Fake soulmates risk becoming cellmates under immigration blitz

These eight Indian suspects have been detained as the Police Immigration Bureau investigates a fake-marriage fraud ring. Indian men sought to register bogus marriages to secure long stays in Thailand. (Photo by Tawatchai Kemgumnerd)
These eight Indian suspects have been detained as the Police Immigration Bureau investigates a fake-marriage fraud ring. Indian men sought to register bogus marriages to secure long stays in Thailand. (Photo by Tawatchai Kemgumnerd)

A 70-year-old Thai woman who asked officials to endorse her marriage to an Indian man was not necessarily just following the path of true love, police suspect.

Especially after a check of her background found she was already married to a Thai man with whom she had children.

Their concerns escalated after further checks revealed hundreds of similar cases where Thai women had sought official registration of their nuptials with Indian men unlikely to be their soulmates.

"Many of the couples behaved suspiciously," Immigration Bureau chief Surachate "Big Joke" Hakparn said, referring to the bogus marriages to foreign men that some tourists from South Asia are using as a front to conceal their crimes.

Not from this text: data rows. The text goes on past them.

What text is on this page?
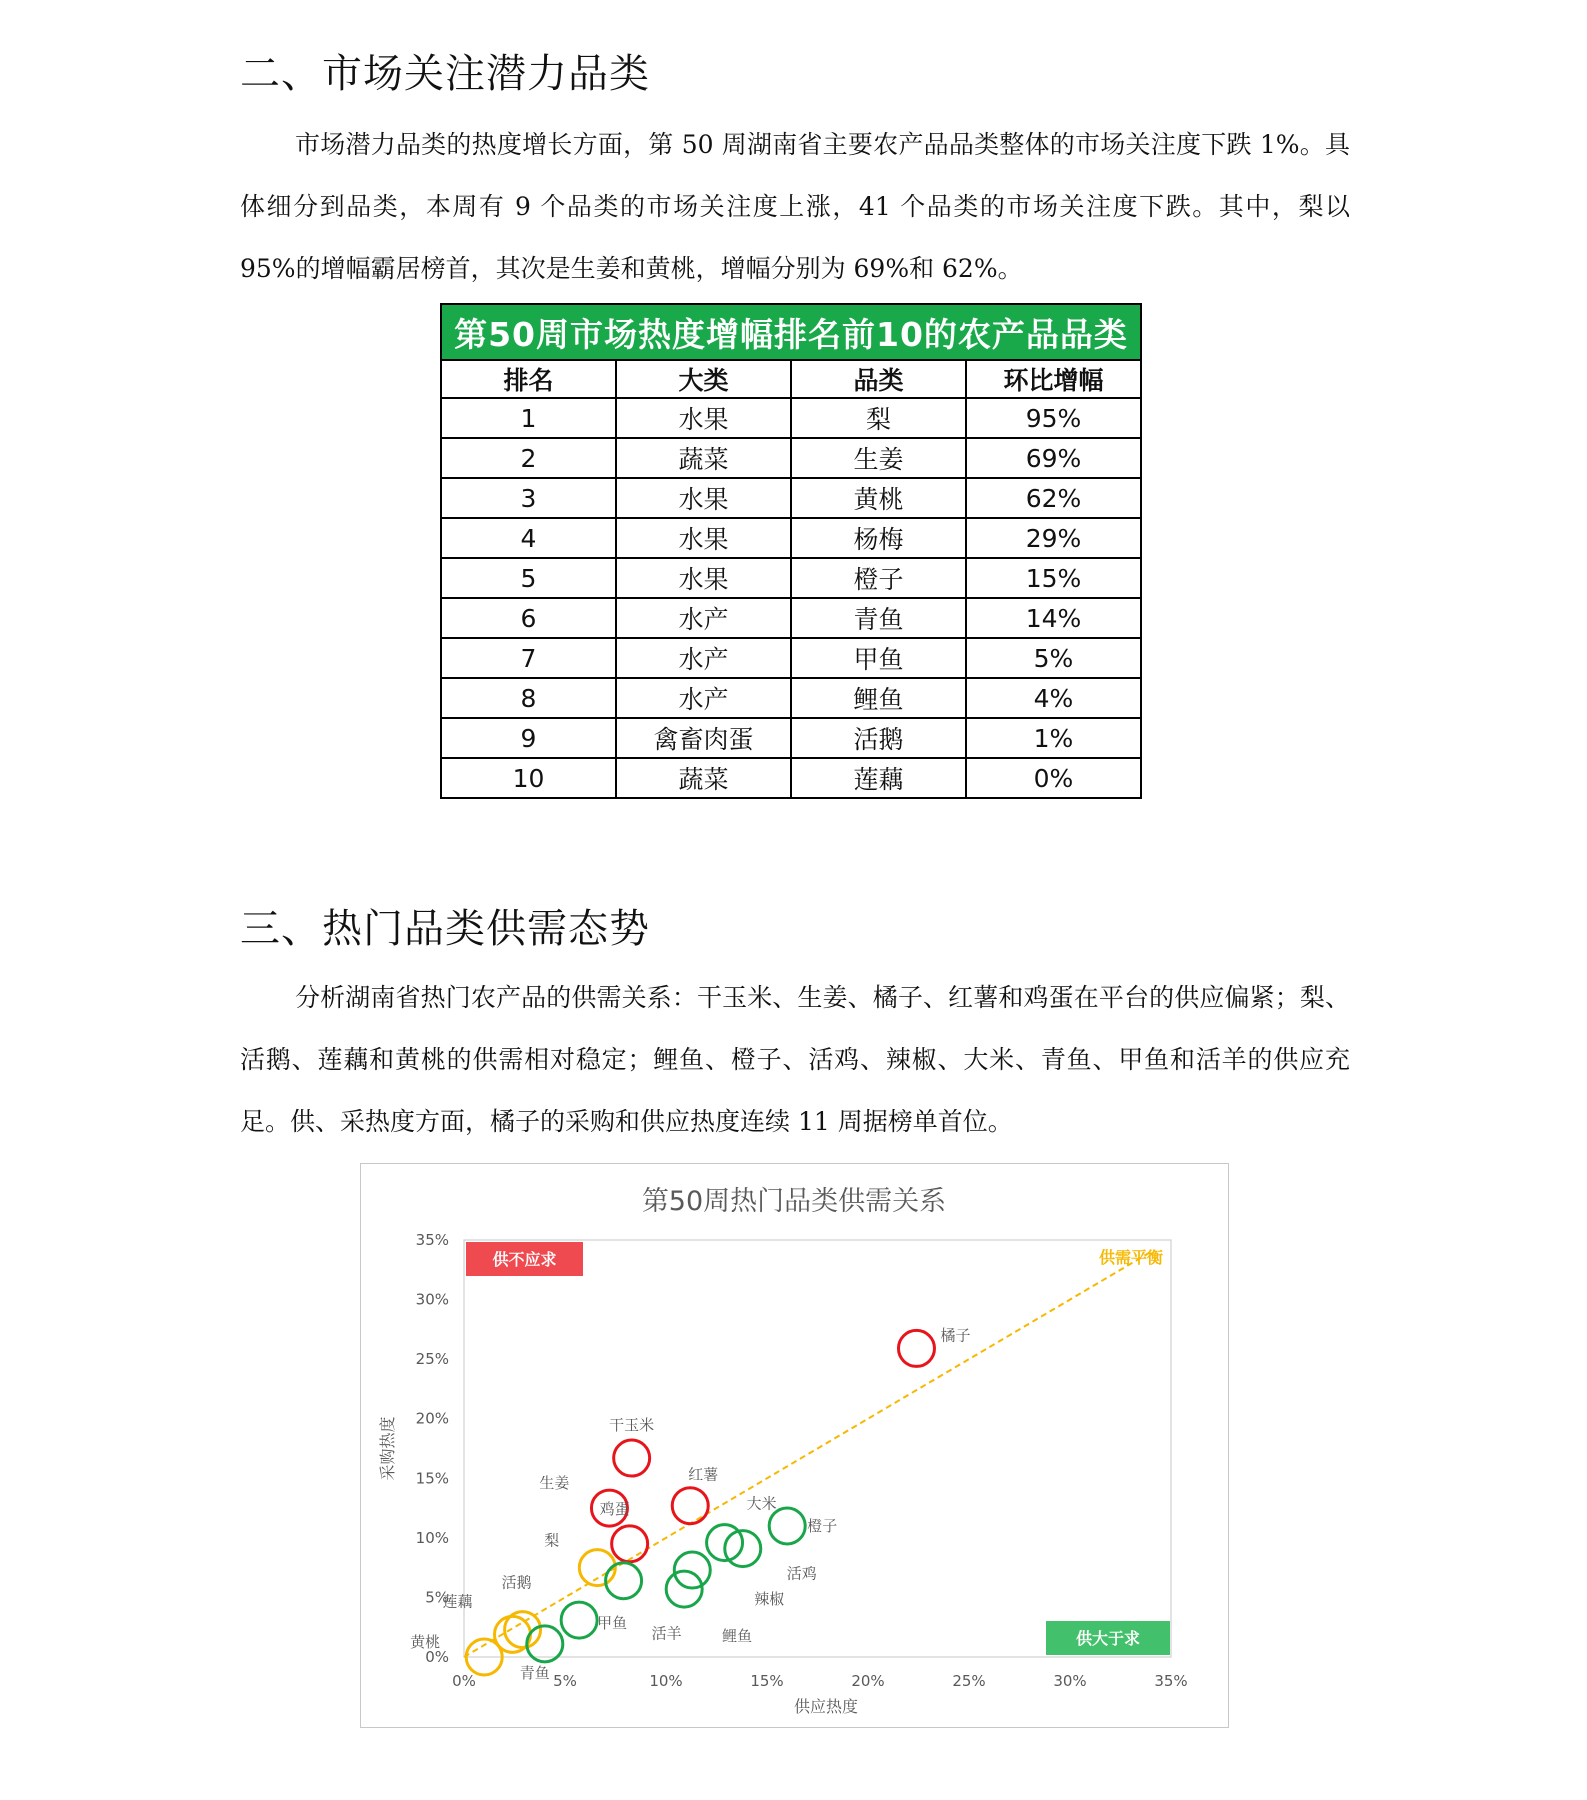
二、市场关注潜力品类

市场潜力品类的热度增长方面，第 50 周湖南省主要农产品品类整体的市场关注度下跌 1%。具体细分到品类，本周有 9 个品类的市场关注度上涨，41 个品类的市场关注度下跌。其中，梨以 95%的增幅霸居榜首，其次是生姜和黄桃，增幅分别为 69%和 62%。

第50周市场热度增幅排名前10的农产品品类			
排名	大类	品类	环比增幅
1	水果	梨	95%
2	蔬菜	生姜	69%
3	水果	黄桃	62%
4	水果	杨梅	29%
5	水果	橙子	15%
6	水产	青鱼	14%
7	水产	甲鱼	5%
8	水产	鲤鱼	4%
9	禽畜肉蛋	活鹅	1%
10	蔬菜	莲藕	0%
三、热门品类供需态势

分析湖南省热门农产品的供需关系：干玉米、生姜、橘子、红薯和鸡蛋在平台的供应偏紧；梨、活鹅、莲藕和黄桃的供需相对稳定；鲤鱼、橙子、活鸡、辣椒、大米、青鱼、甲鱼和活羊的供应充足。供、采热度方面，橘子的采购和供应热度连续 11 周据榜单首位。

第50周热门品类供需关系
0%
5%
10%
15%
20%
25%
30%
35%
0%	5%	10%	15%	20%	25%	30%	35%
供应热度
采购热度
供需平衡
供不应求
供大于求
橘子
干玉米
生姜	红薯
鸡蛋
梨
活鹅
莲藕
黄桃
大米
橙子
活鸡
辣椒
鲤鱼
活羊
甲鱼
青鱼
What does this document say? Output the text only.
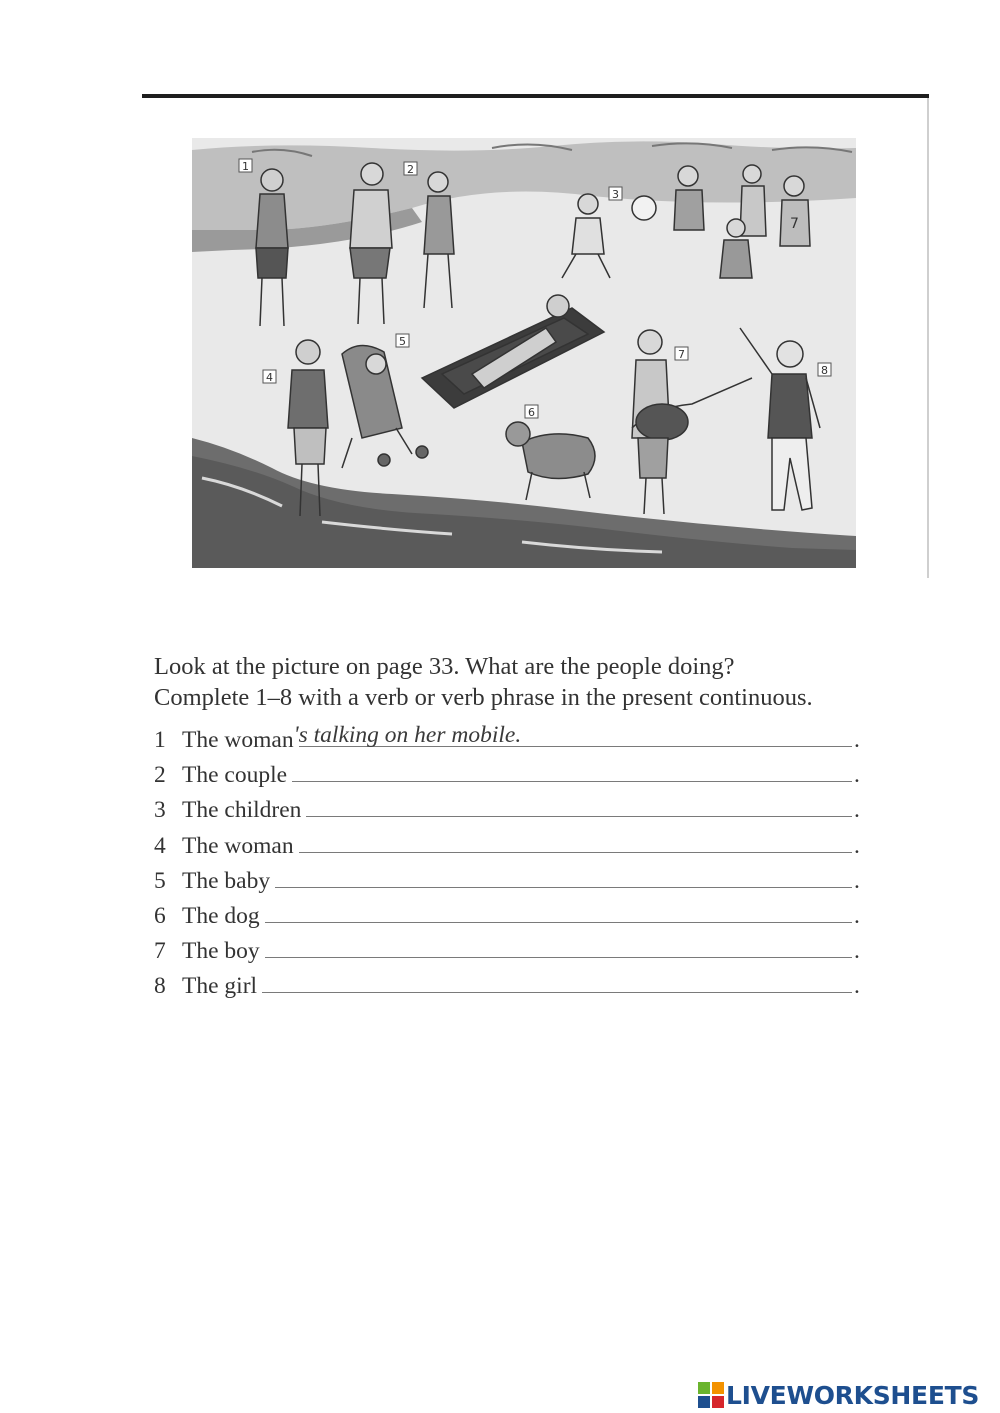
7
1	2
3
4
5
6
7
8

Look at the picture on page 33. What are the people doing?

Complete 1–8 with a verb or verb phrase in the present continuous.

1 The woman 's talking on her mobile.	.
2 The couple	.
3 The children	.
4 The woman	.
5 The baby	.
6 The dog	.
7 The boy	.
8 The girl	.
LIVEWORKSHEETS
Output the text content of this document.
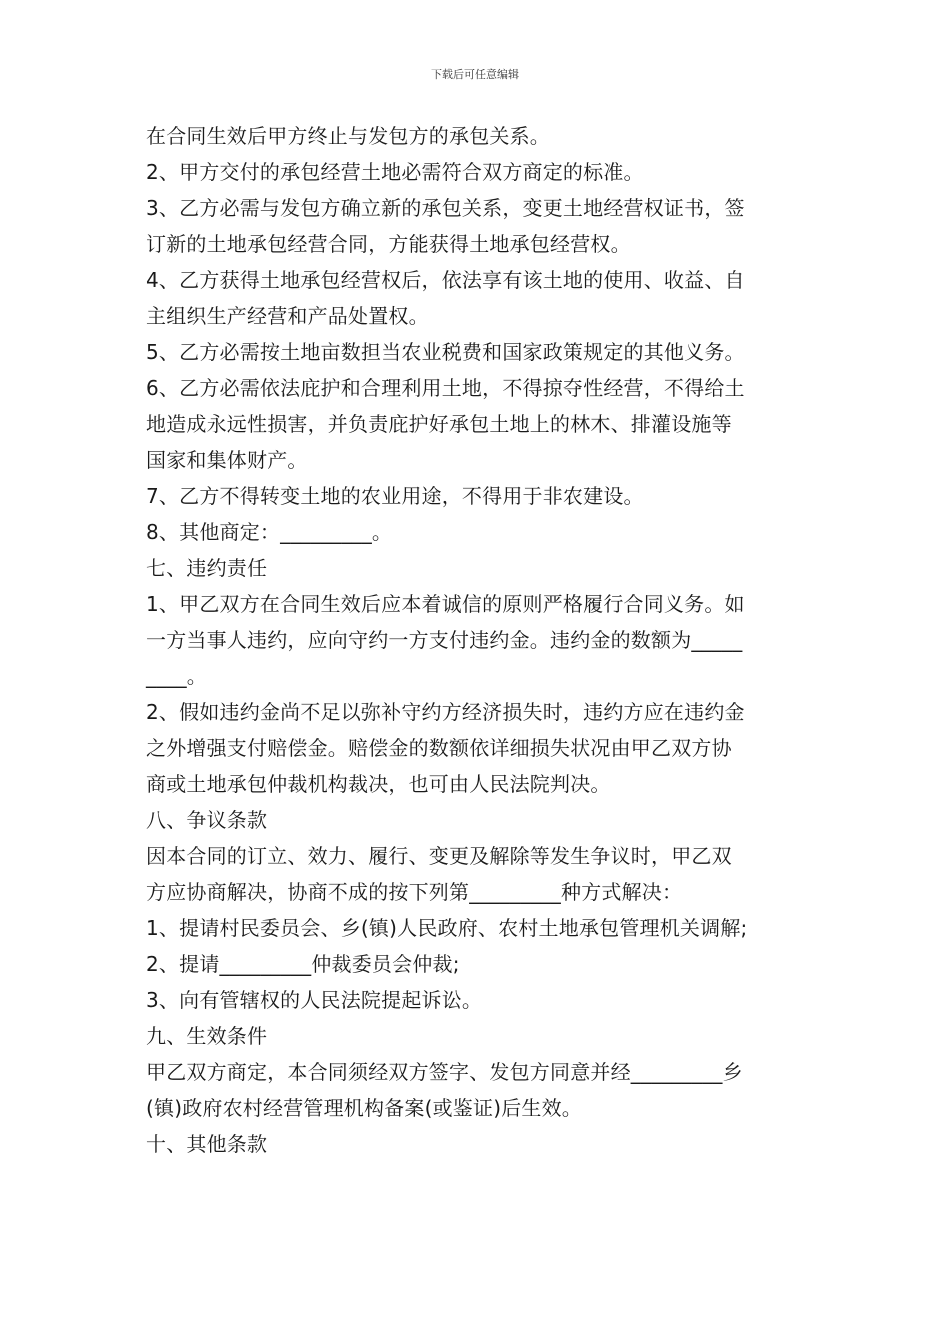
下载后可任意编辑
在合同生效后甲方终止与发包方的承包关系。
2、甲方交付的承包经营土地必需符合双方商定的标准。
3、乙方必需与发包方确立新的承包关系，变更土地经营权证书，签
订新的土地承包经营合同，方能获得土地承包经营权。
4、乙方获得土地承包经营权后，依法享有该土地的使用、收益、自
主组织生产经营和产品处置权。
5、乙方必需按土地亩数担当农业税费和国家政策规定的其他义务。
6、乙方必需依法庇护和合理利用土地，不得掠夺性经营，不得给土
地造成永远性损害，并负责庇护好承包土地上的林木、排灌设施等
国家和集体财产。
7、乙方不得转变土地的农业用途，不得用于非农建设。
8、其他商定：_________。
七、违约责任
1、甲乙双方在合同生效后应本着诚信的原则严格履行合同义务。如
一方当事人违约，应向守约一方支付违约金。违约金的数额为_____
____。
2、假如违约金尚不足以弥补守约方经济损失时，违约方应在违约金
之外增强支付赔偿金。赔偿金的数额依详细损失状况由甲乙双方协
商或土地承包仲裁机构裁决，也可由人民法院判决。
八、争议条款
因本合同的订立、效力、履行、变更及解除等发生争议时，甲乙双
方应协商解决，协商不成的按下列第_________种方式解决：
1、提请村民委员会、乡(镇)人民政府、农村土地承包管理机关调解;
2、提请_________仲裁委员会仲裁;
3、向有管辖权的人民法院提起诉讼。
九、生效条件
甲乙双方商定，本合同须经双方签字、发包方同意并经_________乡
(镇)政府农村经营管理机构备案(或鉴证)后生效。
十、其他条款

A number of suspects have been arrested and more targets are on the police's list to investigate. Officers are stepping up efforts to put an end to a scam Pol Lt Gen Surachate describes as a threat to national security.

Crackdown on fake couples

The Thai septuagenarian and her Indian partner are not the first couple to try to fool the authorities of their undying love.

Back in 2002, a report of seven bogus marriages in Bangkok garnered media attention and alerted police to a new immigration ruse.

Indian nationals were often said to be keen to stay in Thailand beyond the remit of their tourist visas, and marriage can be used as a means to facilitate this.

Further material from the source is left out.